Risch N
Department of Epidemiology and Public Health, Yale University School of Medicine, New Haven, CT 06510.
Am J Hum Genet. 1990 Feb;46(2):222-8.
In order to investigate linkage detection strategies for genetically complex traits, multilocus models of inheritance need to be specified. Here, two types of multilocus model are described: (1) a multiplicative model, representing epistasis (interaction) among loci, and (2) an additive model, which is shown to closely approximate genetic heterogeneity, which is characterized by no interlocus interaction. A ratio lambda R of risk for type R relatives that is compared with population prevalence is defined. For a single-locus model, lambda R - 1 decreases by a factor of two with each degree of relationship. The same holds true for an additive multilocus model. For a multiplicative (epistasis) model, lambda R - 1 decreases more rapidly than by a factor of two with degree of relationship. Examination of lambda R values for various classes of relatives can potentially suggest the presence of multiple loci and epistasis. For example, data for schizophrenia suggest multiple loci in interaction. It is shown in the second paper of this series that lambda R is the critical parameter in determining power to detect linkage by using affected relative pairs.

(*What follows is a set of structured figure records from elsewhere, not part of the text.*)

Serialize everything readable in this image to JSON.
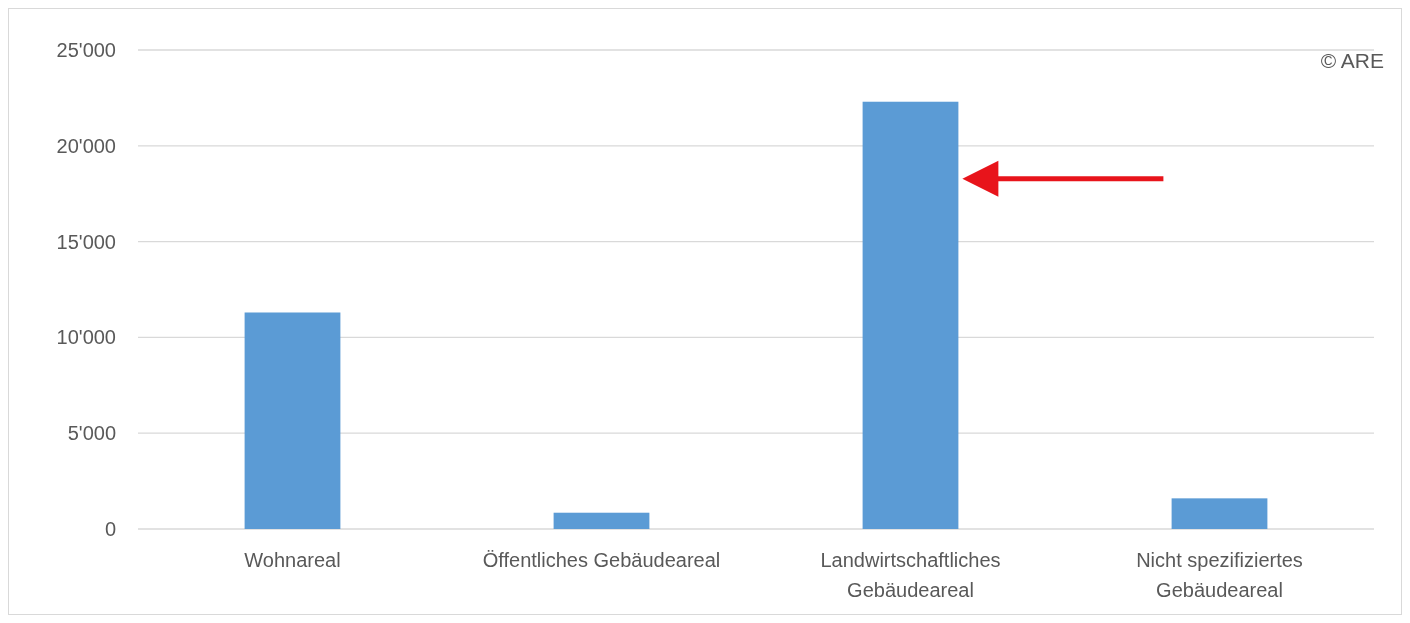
{
  "chart_data": {
    "type": "bar",
    "categories": [
      "Wohnareal",
      "Öffentliches Gebäudeareal",
      "Landwirtschaftliches Gebäudeareal",
      "Nicht spezifiziertes Gebäudeareal"
    ],
    "values": [
      11300,
      850,
      22300,
      1600
    ],
    "color": "#5b9bd5",
    "ylim": [
      0,
      25000
    ],
    "yticks": [
      {
        "value": 0,
        "label": "0"
      },
      {
        "value": 5000,
        "label": "5'000"
      },
      {
        "value": 10000,
        "label": "10'000"
      },
      {
        "value": 15000,
        "label": "15'000"
      },
      {
        "value": 20000,
        "label": "20'000"
      },
      {
        "value": 25000,
        "label": "25'000"
      }
    ],
    "grid": "y",
    "annotations": [
      "© ARE"
    ]
  }
}
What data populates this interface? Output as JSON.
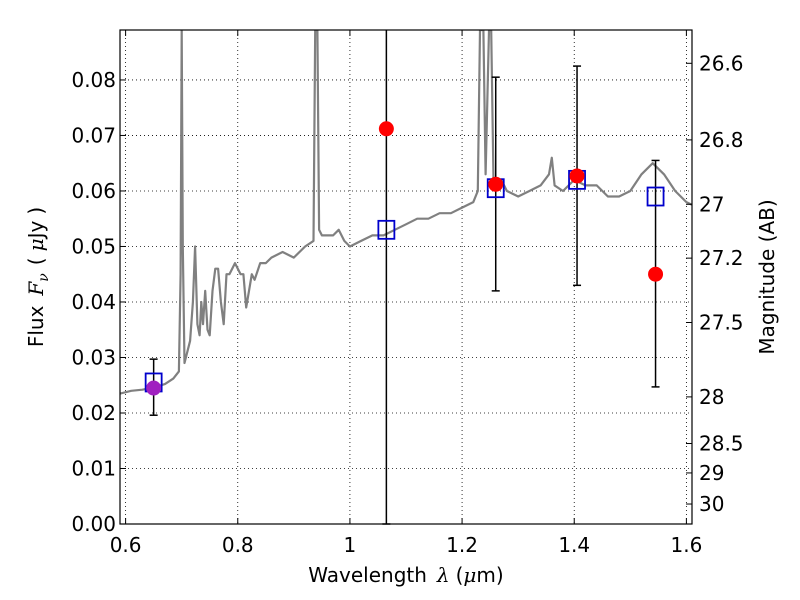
{
  "chart_data": {
    "type": "line",
    "xlabel": {
      "prefix": "Wavelength",
      "symbol": "λ",
      "unit_open": "(",
      "unit_mu": "μ",
      "unit_rest": "m)"
    },
    "ylabel": {
      "prefix": "Flux",
      "symbol": "F",
      "subscript": "ν",
      "unit_open": "(",
      "unit_mu": "μ",
      "unit_rest": "Jy",
      "unit_close": ")"
    },
    "y2label": "Magnitude (AB)",
    "xlim": [
      0.59,
      1.61
    ],
    "ylim": [
      0.0,
      0.089
    ],
    "grid": true,
    "x_ticks": [
      {
        "value": 0.6,
        "label": "0.6"
      },
      {
        "value": 0.8,
        "label": "0.8"
      },
      {
        "value": 1.0,
        "label": "1"
      },
      {
        "value": 1.2,
        "label": "1.2"
      },
      {
        "value": 1.4,
        "label": "1.4"
      },
      {
        "value": 1.6,
        "label": "1.6"
      }
    ],
    "y_ticks": [
      {
        "value": 0.0,
        "label": "0.00"
      },
      {
        "value": 0.01,
        "label": "0.01"
      },
      {
        "value": 0.02,
        "label": "0.02"
      },
      {
        "value": 0.03,
        "label": "0.03"
      },
      {
        "value": 0.04,
        "label": "0.04"
      },
      {
        "value": 0.05,
        "label": "0.05"
      },
      {
        "value": 0.06,
        "label": "0.06"
      },
      {
        "value": 0.07,
        "label": "0.07"
      },
      {
        "value": 0.08,
        "label": "0.08"
      }
    ],
    "y2_ticks": [
      {
        "flux": 0.083,
        "label": "26.6"
      },
      {
        "flux": 0.0692,
        "label": "26.8"
      },
      {
        "flux": 0.0576,
        "label": "27"
      },
      {
        "flux": 0.0479,
        "label": "27.2"
      },
      {
        "flux": 0.0363,
        "label": "27.5"
      },
      {
        "flux": 0.0229,
        "label": "28"
      },
      {
        "flux": 0.0145,
        "label": "28.5"
      },
      {
        "flux": 0.0092,
        "label": "29"
      },
      {
        "flux": 0.0036,
        "label": "30"
      }
    ],
    "series": [
      {
        "style": "line",
        "color": "#808080",
        "points": [
          [
            0.59,
            0.0235
          ],
          [
            0.61,
            0.024
          ],
          [
            0.63,
            0.0242
          ],
          [
            0.65,
            0.0246
          ],
          [
            0.67,
            0.0252
          ],
          [
            0.685,
            0.0262
          ],
          [
            0.695,
            0.0275
          ],
          [
            0.698,
            0.045
          ],
          [
            0.7,
            0.089
          ],
          [
            0.702,
            0.05
          ],
          [
            0.705,
            0.029
          ],
          [
            0.715,
            0.033
          ],
          [
            0.72,
            0.04
          ],
          [
            0.724,
            0.05
          ],
          [
            0.728,
            0.036
          ],
          [
            0.732,
            0.034
          ],
          [
            0.735,
            0.04
          ],
          [
            0.738,
            0.036
          ],
          [
            0.742,
            0.042
          ],
          [
            0.746,
            0.035
          ],
          [
            0.75,
            0.034
          ],
          [
            0.755,
            0.042
          ],
          [
            0.76,
            0.046
          ],
          [
            0.765,
            0.046
          ],
          [
            0.77,
            0.04
          ],
          [
            0.775,
            0.036
          ],
          [
            0.78,
            0.045
          ],
          [
            0.785,
            0.045
          ],
          [
            0.79,
            0.046
          ],
          [
            0.795,
            0.047
          ],
          [
            0.8,
            0.046
          ],
          [
            0.805,
            0.045
          ],
          [
            0.81,
            0.045
          ],
          [
            0.815,
            0.039
          ],
          [
            0.82,
            0.042
          ],
          [
            0.825,
            0.045
          ],
          [
            0.83,
            0.044
          ],
          [
            0.84,
            0.047
          ],
          [
            0.85,
            0.047
          ],
          [
            0.86,
            0.048
          ],
          [
            0.88,
            0.049
          ],
          [
            0.9,
            0.048
          ],
          [
            0.92,
            0.05
          ],
          [
            0.935,
            0.051
          ],
          [
            0.938,
            0.089
          ],
          [
            0.942,
            0.089
          ],
          [
            0.945,
            0.053
          ],
          [
            0.95,
            0.052
          ],
          [
            0.97,
            0.052
          ],
          [
            0.98,
            0.053
          ],
          [
            0.99,
            0.051
          ],
          [
            1.0,
            0.05
          ],
          [
            1.02,
            0.051
          ],
          [
            1.04,
            0.052
          ],
          [
            1.06,
            0.052
          ],
          [
            1.08,
            0.053
          ],
          [
            1.1,
            0.054
          ],
          [
            1.12,
            0.055
          ],
          [
            1.14,
            0.055
          ],
          [
            1.16,
            0.056
          ],
          [
            1.18,
            0.056
          ],
          [
            1.2,
            0.057
          ],
          [
            1.22,
            0.058
          ],
          [
            1.228,
            0.06
          ],
          [
            1.232,
            0.089
          ],
          [
            1.238,
            0.089
          ],
          [
            1.242,
            0.063
          ],
          [
            1.248,
            0.089
          ],
          [
            1.252,
            0.089
          ],
          [
            1.256,
            0.062
          ],
          [
            1.27,
            0.062
          ],
          [
            1.28,
            0.06
          ],
          [
            1.3,
            0.059
          ],
          [
            1.32,
            0.06
          ],
          [
            1.34,
            0.061
          ],
          [
            1.355,
            0.063
          ],
          [
            1.36,
            0.066
          ],
          [
            1.365,
            0.061
          ],
          [
            1.38,
            0.06
          ],
          [
            1.4,
            0.062
          ],
          [
            1.42,
            0.061
          ],
          [
            1.44,
            0.061
          ],
          [
            1.46,
            0.059
          ],
          [
            1.48,
            0.059
          ],
          [
            1.5,
            0.06
          ],
          [
            1.52,
            0.063
          ],
          [
            1.54,
            0.065
          ],
          [
            1.56,
            0.063
          ],
          [
            1.58,
            0.06
          ],
          [
            1.6,
            0.058
          ],
          [
            1.61,
            0.0575
          ]
        ]
      },
      {
        "style": "open-square",
        "color": "#0000cc",
        "points": [
          [
            0.65,
            0.0255
          ],
          [
            1.065,
            0.053
          ],
          [
            1.26,
            0.0605
          ],
          [
            1.405,
            0.062
          ],
          [
            1.545,
            0.059
          ]
        ]
      },
      {
        "style": "filled-circle",
        "color": "#ff0000",
        "points": [
          [
            1.065,
            0.0712
          ],
          [
            1.26,
            0.0612
          ],
          [
            1.405,
            0.0627
          ],
          [
            1.545,
            0.045
          ]
        ]
      },
      {
        "style": "filled-circle",
        "color": "#a020c0",
        "points": [
          [
            0.65,
            0.0245
          ]
        ]
      },
      {
        "style": "errorbar",
        "color": "#000000",
        "points": [
          [
            0.65,
            0.0196,
            0.0297
          ],
          [
            1.065,
            0.0,
            0.089
          ],
          [
            1.26,
            0.042,
            0.0805
          ],
          [
            1.405,
            0.043,
            0.0825
          ],
          [
            1.545,
            0.0247,
            0.0655
          ]
        ]
      }
    ]
  }
}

为了研究遗传复杂性状的连锁检测策略,需要明确多基因座遗传模型。本文描述了两种类型的多基因座模型:(1)乘法模型,代表基因座间的上位性(相互作用);(2)加法模型,该模型被证明能紧密近似遗传异质性,其特征是不存在基因座间相互作用。定义了与群体患病率相比较的R型亲属风险比λR。对于单基因座模型,λR - 1随着亲缘关系程度每增加一级就降低一半。加法多基因座模型也是如此。对于乘法(上位性)模型,λR - 1随着亲缘关系程度降低的速度比减半更快。检查各类亲属的λR值可能会提示多基因座和上位性的存在。例如,精神分裂症的数据表明存在相互作用的多个基因座。本系列第二篇论文表明,λR是通过使用患病亲属对来确定连锁检测效能的关键参数。